Is Google Losing Its Power?

Not exactly.

Google is still the dominant search engine in the UK, and it will remain a central part of digital marketing for the foreseeable future.

But its role is changing.

Google is no longer just a search engine that sends users to websites. Increasingly, it is becoming an answer engine, comparison tool, recommendation layer and AI assistant.

At the same time, users have more alternatives than ever. ChatGPT, Perplexity, Copilot, Gemini, TikTok, Reddit, YouTube, Amazon and social platforms all influence how people discover information and make decisions.

So the real takeaway is not “Google is over”.

The real takeaway is: search is becoming more complex, and businesses need to respond.

Final Thoughts: The Future of Search Belongs to Clear, Useful and Trusted Brands

Google losing some market share does not mean businesses should panic. But it does mean they should pay attention.
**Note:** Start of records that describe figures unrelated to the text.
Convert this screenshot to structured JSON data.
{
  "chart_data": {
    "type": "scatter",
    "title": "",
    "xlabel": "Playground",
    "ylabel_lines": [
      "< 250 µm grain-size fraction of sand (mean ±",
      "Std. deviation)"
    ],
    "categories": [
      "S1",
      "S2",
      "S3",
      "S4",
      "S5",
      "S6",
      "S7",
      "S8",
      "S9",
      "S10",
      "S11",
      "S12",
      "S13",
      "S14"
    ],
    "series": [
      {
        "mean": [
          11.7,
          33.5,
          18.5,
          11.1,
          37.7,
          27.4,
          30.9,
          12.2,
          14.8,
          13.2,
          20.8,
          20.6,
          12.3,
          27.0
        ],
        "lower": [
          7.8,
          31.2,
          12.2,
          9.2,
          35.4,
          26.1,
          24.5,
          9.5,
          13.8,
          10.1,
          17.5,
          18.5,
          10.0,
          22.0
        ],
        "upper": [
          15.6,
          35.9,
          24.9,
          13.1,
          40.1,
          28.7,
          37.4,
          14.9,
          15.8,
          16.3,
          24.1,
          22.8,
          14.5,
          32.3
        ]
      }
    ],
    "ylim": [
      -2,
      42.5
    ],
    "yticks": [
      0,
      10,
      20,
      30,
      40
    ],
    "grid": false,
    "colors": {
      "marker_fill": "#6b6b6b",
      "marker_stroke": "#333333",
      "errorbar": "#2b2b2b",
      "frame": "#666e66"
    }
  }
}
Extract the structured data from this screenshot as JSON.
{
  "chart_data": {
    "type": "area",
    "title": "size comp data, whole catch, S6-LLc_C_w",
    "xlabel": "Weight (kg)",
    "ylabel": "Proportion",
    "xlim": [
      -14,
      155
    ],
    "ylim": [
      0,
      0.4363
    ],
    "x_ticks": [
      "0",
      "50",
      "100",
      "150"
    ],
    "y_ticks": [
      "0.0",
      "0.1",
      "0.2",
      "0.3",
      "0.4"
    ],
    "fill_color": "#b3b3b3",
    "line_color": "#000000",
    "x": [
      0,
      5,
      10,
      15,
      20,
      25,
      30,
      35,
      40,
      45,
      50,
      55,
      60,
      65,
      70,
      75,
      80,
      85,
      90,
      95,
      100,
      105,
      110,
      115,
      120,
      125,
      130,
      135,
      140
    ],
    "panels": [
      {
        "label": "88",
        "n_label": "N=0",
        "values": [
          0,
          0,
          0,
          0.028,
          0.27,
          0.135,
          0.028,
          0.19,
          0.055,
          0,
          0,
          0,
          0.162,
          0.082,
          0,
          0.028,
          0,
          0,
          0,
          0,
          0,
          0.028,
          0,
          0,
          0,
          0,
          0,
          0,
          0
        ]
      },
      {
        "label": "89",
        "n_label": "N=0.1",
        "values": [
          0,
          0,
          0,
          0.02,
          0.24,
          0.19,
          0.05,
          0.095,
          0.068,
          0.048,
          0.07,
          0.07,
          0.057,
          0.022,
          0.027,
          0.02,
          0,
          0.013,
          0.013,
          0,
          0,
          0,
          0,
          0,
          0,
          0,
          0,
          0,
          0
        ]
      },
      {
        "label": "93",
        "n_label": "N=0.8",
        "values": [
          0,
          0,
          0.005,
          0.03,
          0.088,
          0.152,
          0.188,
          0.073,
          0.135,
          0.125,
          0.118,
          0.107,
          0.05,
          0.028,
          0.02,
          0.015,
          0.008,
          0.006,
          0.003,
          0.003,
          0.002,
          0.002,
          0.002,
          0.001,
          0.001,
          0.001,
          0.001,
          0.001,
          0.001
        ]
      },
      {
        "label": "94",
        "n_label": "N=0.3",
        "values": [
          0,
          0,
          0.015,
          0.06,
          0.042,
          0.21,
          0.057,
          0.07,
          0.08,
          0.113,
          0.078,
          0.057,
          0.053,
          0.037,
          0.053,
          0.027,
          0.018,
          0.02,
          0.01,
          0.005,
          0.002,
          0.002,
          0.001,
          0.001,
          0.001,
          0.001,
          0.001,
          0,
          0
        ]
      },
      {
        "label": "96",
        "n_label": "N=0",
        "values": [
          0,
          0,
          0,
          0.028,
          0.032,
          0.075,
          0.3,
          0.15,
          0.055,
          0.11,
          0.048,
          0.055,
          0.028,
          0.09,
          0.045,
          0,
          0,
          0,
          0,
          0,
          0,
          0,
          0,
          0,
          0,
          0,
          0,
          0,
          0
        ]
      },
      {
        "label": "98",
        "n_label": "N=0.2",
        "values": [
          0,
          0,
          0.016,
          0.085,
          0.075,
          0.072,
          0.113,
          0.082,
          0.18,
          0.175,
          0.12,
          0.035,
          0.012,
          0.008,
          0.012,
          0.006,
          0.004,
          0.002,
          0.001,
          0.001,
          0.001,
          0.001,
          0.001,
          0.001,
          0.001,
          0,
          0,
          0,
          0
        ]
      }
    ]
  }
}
The AI era is changing how people find information, compare options and choose who to buy from. For UK businesses, this creates both risk and opportunity.

The risk is relying on outdated SEO tactics and assuming that what worked five years ago will keep working.

The opportunity is building a stronger, more useful and more authoritative digital presence that performs across traditional search, AI search and the wider customer journey.

At CDA, we help businesses adapt to the changing digital landscape with joined-up strategies across SEO, content, paid media, social media, web design and user experience.

Because in the AI era, being visible is not just about ranking.

It is about being clear, credible and present wherever your customers are looking.